Question

1. You manage a pension fund that promises to pay out $10 million to its contributors in five years. You buy $7472582 worth of par-value bonds that make annual coupon payments of 6% and mature in five years. Right after you make the purchase, the interest rate on same-risk bonds decreases to 4.1%. If the rate does not change again and you reinvest the coupon payments that you receive in same-risk bonds, how much will you fall short of the money that you promised? Write your answer as a positive number and round it to the nearest dollar.

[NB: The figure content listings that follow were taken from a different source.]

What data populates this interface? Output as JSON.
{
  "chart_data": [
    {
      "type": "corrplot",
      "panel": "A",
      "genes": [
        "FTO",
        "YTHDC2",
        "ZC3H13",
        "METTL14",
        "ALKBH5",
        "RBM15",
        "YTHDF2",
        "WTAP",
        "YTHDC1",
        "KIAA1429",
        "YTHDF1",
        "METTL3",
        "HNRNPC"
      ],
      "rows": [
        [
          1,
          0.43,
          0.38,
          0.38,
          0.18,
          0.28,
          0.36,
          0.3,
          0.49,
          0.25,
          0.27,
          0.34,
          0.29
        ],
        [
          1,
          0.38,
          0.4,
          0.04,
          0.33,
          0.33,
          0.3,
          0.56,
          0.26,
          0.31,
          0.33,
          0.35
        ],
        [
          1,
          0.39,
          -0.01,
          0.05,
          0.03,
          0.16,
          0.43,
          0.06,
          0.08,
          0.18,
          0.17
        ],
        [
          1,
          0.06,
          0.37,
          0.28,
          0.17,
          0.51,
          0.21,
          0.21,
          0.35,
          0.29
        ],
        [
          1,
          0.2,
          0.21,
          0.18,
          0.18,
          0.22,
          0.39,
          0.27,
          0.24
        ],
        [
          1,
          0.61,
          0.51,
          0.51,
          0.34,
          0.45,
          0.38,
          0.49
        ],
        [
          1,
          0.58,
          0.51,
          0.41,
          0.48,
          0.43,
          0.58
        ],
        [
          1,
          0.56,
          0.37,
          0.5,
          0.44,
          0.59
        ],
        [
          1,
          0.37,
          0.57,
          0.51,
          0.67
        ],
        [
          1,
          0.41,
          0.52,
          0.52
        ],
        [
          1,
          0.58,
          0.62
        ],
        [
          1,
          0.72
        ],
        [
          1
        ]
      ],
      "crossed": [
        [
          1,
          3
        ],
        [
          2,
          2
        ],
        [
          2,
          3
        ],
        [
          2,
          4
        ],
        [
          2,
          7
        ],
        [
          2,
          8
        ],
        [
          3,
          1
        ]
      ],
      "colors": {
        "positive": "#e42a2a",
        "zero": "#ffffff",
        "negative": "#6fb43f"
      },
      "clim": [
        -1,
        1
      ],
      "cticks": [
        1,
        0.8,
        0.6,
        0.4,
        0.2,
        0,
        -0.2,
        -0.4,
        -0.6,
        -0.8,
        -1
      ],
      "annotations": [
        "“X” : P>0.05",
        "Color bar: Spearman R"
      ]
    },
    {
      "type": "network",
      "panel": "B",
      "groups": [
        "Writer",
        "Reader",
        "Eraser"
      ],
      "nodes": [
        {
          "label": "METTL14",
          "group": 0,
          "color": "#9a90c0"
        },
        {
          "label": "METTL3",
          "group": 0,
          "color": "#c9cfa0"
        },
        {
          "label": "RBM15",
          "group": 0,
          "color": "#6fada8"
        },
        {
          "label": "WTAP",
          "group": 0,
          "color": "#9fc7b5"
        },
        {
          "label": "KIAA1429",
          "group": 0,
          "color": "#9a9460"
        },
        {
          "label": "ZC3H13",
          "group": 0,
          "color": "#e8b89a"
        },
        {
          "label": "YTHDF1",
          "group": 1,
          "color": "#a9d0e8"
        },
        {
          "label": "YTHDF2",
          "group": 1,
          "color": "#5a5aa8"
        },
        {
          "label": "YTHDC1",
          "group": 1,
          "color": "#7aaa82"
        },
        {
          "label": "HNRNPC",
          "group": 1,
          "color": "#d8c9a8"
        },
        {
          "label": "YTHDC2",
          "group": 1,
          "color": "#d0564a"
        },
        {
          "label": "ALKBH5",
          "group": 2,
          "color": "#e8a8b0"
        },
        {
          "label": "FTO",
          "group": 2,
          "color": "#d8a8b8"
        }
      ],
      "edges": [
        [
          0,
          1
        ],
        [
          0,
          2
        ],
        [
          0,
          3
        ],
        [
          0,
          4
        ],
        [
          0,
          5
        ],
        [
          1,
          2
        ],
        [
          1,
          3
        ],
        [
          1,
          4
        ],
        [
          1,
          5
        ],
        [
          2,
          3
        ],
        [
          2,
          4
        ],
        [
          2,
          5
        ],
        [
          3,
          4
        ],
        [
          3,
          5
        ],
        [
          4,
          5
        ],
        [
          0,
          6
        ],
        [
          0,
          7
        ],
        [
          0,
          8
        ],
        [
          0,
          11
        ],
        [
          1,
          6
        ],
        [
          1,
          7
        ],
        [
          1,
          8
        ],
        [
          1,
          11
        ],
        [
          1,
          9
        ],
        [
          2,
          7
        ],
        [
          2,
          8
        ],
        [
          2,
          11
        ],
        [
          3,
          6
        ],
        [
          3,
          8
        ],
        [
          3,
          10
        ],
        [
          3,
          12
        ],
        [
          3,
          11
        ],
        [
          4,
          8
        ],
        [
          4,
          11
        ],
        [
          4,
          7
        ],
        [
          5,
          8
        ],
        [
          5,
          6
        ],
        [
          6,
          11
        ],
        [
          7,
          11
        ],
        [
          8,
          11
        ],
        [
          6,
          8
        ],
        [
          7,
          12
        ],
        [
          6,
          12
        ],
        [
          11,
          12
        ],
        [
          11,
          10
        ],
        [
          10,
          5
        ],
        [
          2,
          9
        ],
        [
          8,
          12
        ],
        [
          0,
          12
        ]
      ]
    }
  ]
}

2. Your pension fund is invested in $40 million worth of bonds with a duration of 5.5 years and $60 million worth of bonds with a duration of 8 years. The "target date" (the date that the fund needs to pay its contributors) is 6.978 years from now. To become duration-matched, the fund needs to shift how much of its money from 8-year duration bonds into 5.5-year duration bonds? Round your answer to the nearest dollar.

Answer 1

1. At the end of 5 years, the par value of the bonds will be recovered, i.e. $7,472,582.

To determine the future value of annual coupon payments received, we will use the FV of ordinary annuity's formula:

Here, P = 6% of $7,472,582 = $448,354.92

r = Interest rate = 4.10%

n = 5 years

FV of annuity = $448,354.92 * [ {(1+4.10%)^5-1}/4.10% ] = $2,433,292.74

Shortfall at end of 5 years = $10,000,000 - $7,472,582 - $2,433,293 = $94,125

2. Total sum invested (Dp) = $100 million

Let w1 be the sum invested in duration 5.5 years bond

& (1-w1) be the sum invested in duration 8 years bond

Duration of a portfolio (Dp) = w1*D1 + (1-w1)*D2 = 6.978

w1*5.5 + (1-w1)*8 = 6.978

w1 = 0.4088 = 40.88%

1-w1 = 0.5912 = 59.12%

Therefore, 40.88% of the total sum invested should be in duration 5.5 years bond. i.e. an additional $0.88 million needs to be taken out of duration 8-year bonds and put into duration 5.5 years bond.